LED Circuit Connection
| Component | Connection | Notes |
|---|---|---|
| GP6 (Pin 9) | Resistor (220Ω–330Ω) | Signal pin → resistor → LED anode |
| Resistor | LED Anode (+) | Limits current (~7–10mA) |
| LED Cathode | GND (Pin 3 or 38) | Connect cathode (short leg) to ground |
LED Polarity Reference
+
Anode (Positive)
Longer leg
Connects via resistor to GP6
Longer leg
Connects via resistor to GP6
−
Cathode (Negative)
Shorter leg, flat edge on body
Connects directly to GND
Shorter leg, flat edge on body
Connects directly to GND
Resistor Value Guide
220Ω (Red-Red-Brown)Brighter (~10mA)
330Ω (Orange-Orange-Brown)Dimmer, safer (~7mA)
470Ω (Yellow-Purple-Brown)Very dim (~5mA)
💡 Recommended: 330Ω for best balance of brightness and safety
📷 LED Wiring Diagram Placeholder
Schematic showing LED circuit with resistor will be added here
Complete Interface Wiring Table
| Component | Pico Pin | GPIO | Connection Details |
|---|---|---|---|
| Button 1 (Green) | Pin 4 | GP2 | Terminal 1 → GP2, Terminal 2 → GND |
| Button 2 (Blue) | Pin 5 | GP3 | Terminal 1 → GP3, Terminal 2 → GND |
| Button 3 (Yellow) | Pin 6 | GP4 | Terminal 1 → GP4, Terminal 2 → GND |
| Button 4 (Black) | Pin 7 | GP5 | Terminal 1 → GP5, Terminal 2 → GND |
| Status LED | Pin 9 | GP6 | GP6 → 330Ω Resistor → LED Anode (+), LED Cathode (−) → GND |
Physical Layout Recommendations
Control Panel Mounting
- • Mount buttons on front panel for easy access
- • Arrange in horizontal row or 2×2 grid
- • Space buttons 20-30mm apart (center-to-center)
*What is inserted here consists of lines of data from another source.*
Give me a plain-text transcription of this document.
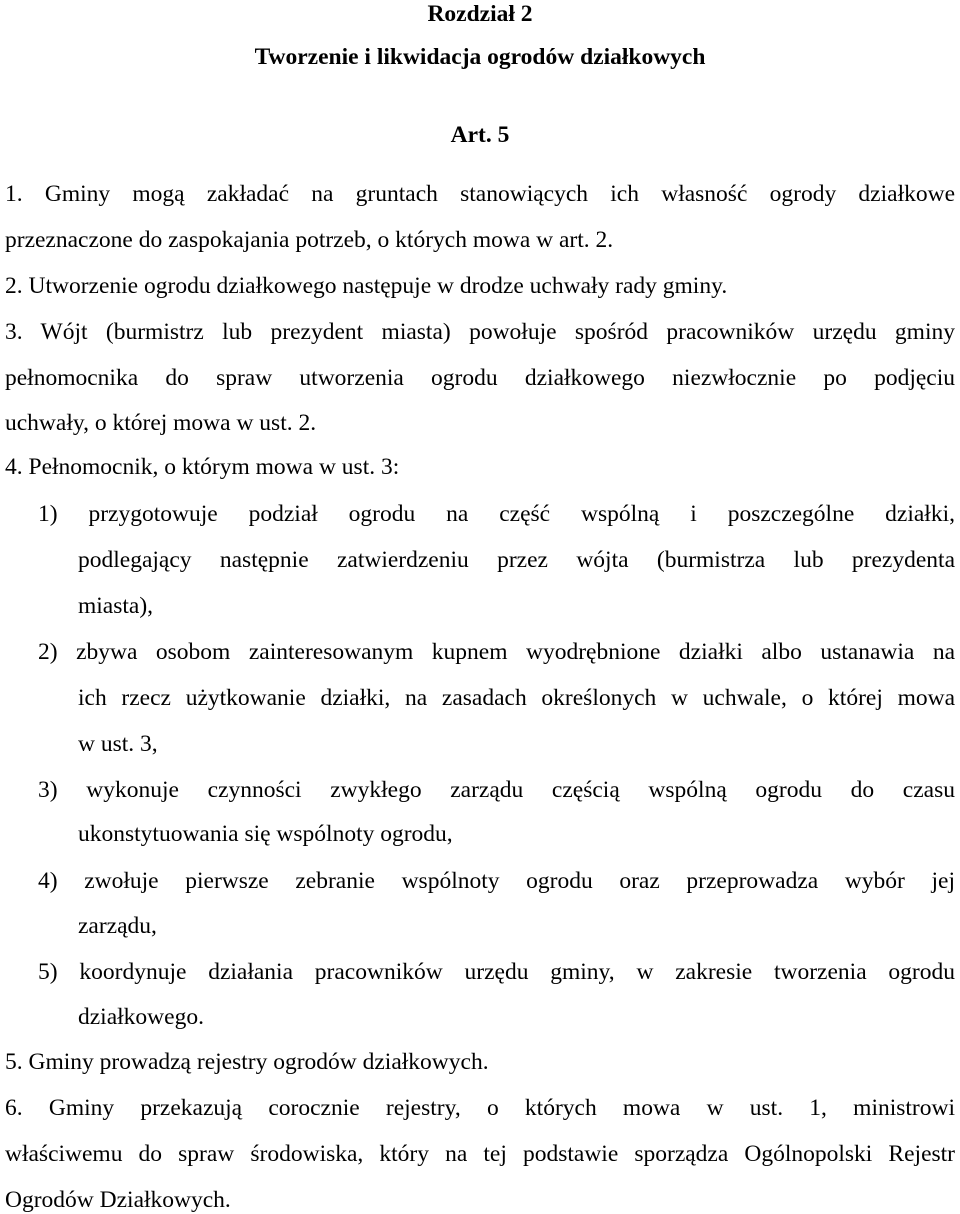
Rozdział 2
Tworzenie i likwidacja ogrodów działkowych
Art. 5
1. Gminy mogą zakładać na gruntach stanowiących ich własność ogrody działkowe
przeznaczone do zaspokajania potrzeb, o których mowa w art. 2.
2. Utworzenie ogrodu działkowego następuje w drodze uchwały rady gminy.
3. Wójt (burmistrz lub prezydent miasta) powołuje spośród pracowników urzędu gminy
pełnomocnika do spraw utworzenia ogrodu działkowego niezwłocznie po podjęciu
uchwały, o której mowa w ust. 2.
4. Pełnomocnik, o którym mowa w ust. 3:
1) przygotowuje podział ogrodu na część wspólną i poszczególne działki,
podlegający następnie zatwierdzeniu przez wójta (burmistrza lub prezydenta
miasta),
2) zbywa osobom zainteresowanym kupnem wyodrębnione działki albo ustanawia na
ich rzecz użytkowanie działki, na zasadach określonych w uchwale, o której mowa
w ust. 3,
3) wykonuje czynności zwykłego zarządu częścią wspólną ogrodu do czasu
ukonstytuowania się wspólnoty ogrodu,
4) zwołuje pierwsze zebranie wspólnoty ogrodu oraz przeprowadza wybór jej
zarządu,
5) koordynuje działania pracowników urzędu gminy, w zakresie tworzenia ogrodu
działkowego.
5. Gminy prowadzą rejestry ogrodów działkowych.
6. Gminy przekazują corocznie rejestry, o których mowa w ust. 1, ministrowi
właściwemu do spraw środowiska, który na tej podstawie sporządza Ogólnopolski Rejestr
Ogrodów Działkowych.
- • Use color-coded buttons matching wire colors
- • Mount LED visible from front (near buttons or on top)
Wiring Tips
- • Use 22-24 AWG wire for buttons and LED
- • Keep wires short (15-30cm) to reduce noise
- • Solder connections or use Dupont connectors
- • Label each wire with button number
- • Route away from high-current servo power cables
Testing the Control Interface
Test 1: LED Functionality
- 1. Connect Pico to computer via USB (no other wiring yet)
- 2. Upload Fabrica code to Pico
- 3. On startup, LED should blink 3 times rapidly
- 4. If LED doesn't light, check polarity and resistor connection
Test 2: Button Detection
- 1. Open serial console (115200 baud)
- 2. Short-press each button (<3 seconds)
- 3. Console should display "Button X short press" messages
- 4. Verify correct button number appears for each press
Test 3: Long Press & LED Blink
- 1. Hold Button 1 for 3+ seconds
- 2. LED should start blinking at 0.2s intervals while held
- 3. Release button: LED stops, console shows "Entering config mode"
- 4. Repeat for all 4 buttons
Troubleshooting
Problem: Buttons don't respond
- • Check button wiring (GPIO pin and GND connections)
- • Verify button is not damaged (test with multimeter continuity mode)
- • Confirm GPIO pin numbers in config.py match physical wiring
- • Try pressing button harder (some tactile switches need firm press)
Problem: LED doesn't light
- • Verify LED polarity (longer leg = anode = +)
- • Check resistor is present (LED will fail without it)
- • Test LED separately with battery to confirm it works
- • Measure voltage at GP6: should be 3.3V when code sets LED.on()
Problem: Wrong button detected
- • Verify BUTTON_PINS array order in config.py: [2, 3, 4, 5]
- • Check you wired GP2→Button1, GP3→Button2, GP4→Button3, GP5→Button4
- • Buttons colored green/blue/yellow/black should match index 0/1/2/3
Code Configuration
Button and LED settings are defined in config.py:
# Button Configuration
BUTTON_PINS = [2, 3, 4, 5] # GPIO pins for buttons 1-4
LONG_PRESS_TIME = 3.0 # Seconds to hold for programming mode
DEBOUNCE_TIME = 0.06 # Button debounce delay (60ms)
# LED Configuration
LED_PIN = 6 # GPIO pin for status LED
LED_BLINK_INTERVAL = 0.2 # LED blink speed (seconds)
# Button Functions
BUTTON_LABELS = [
"Motion Plan 1 (Green)",
"Motion Plan 2 (Blue)",
"Motion Plan 3 (Yellow)",
"Motion Plan 4 (Black)"
]Modify LONG_PRESS_TIME to change programming mode activation time, or DEBOUNCE_TIME if buttons are too sensitive.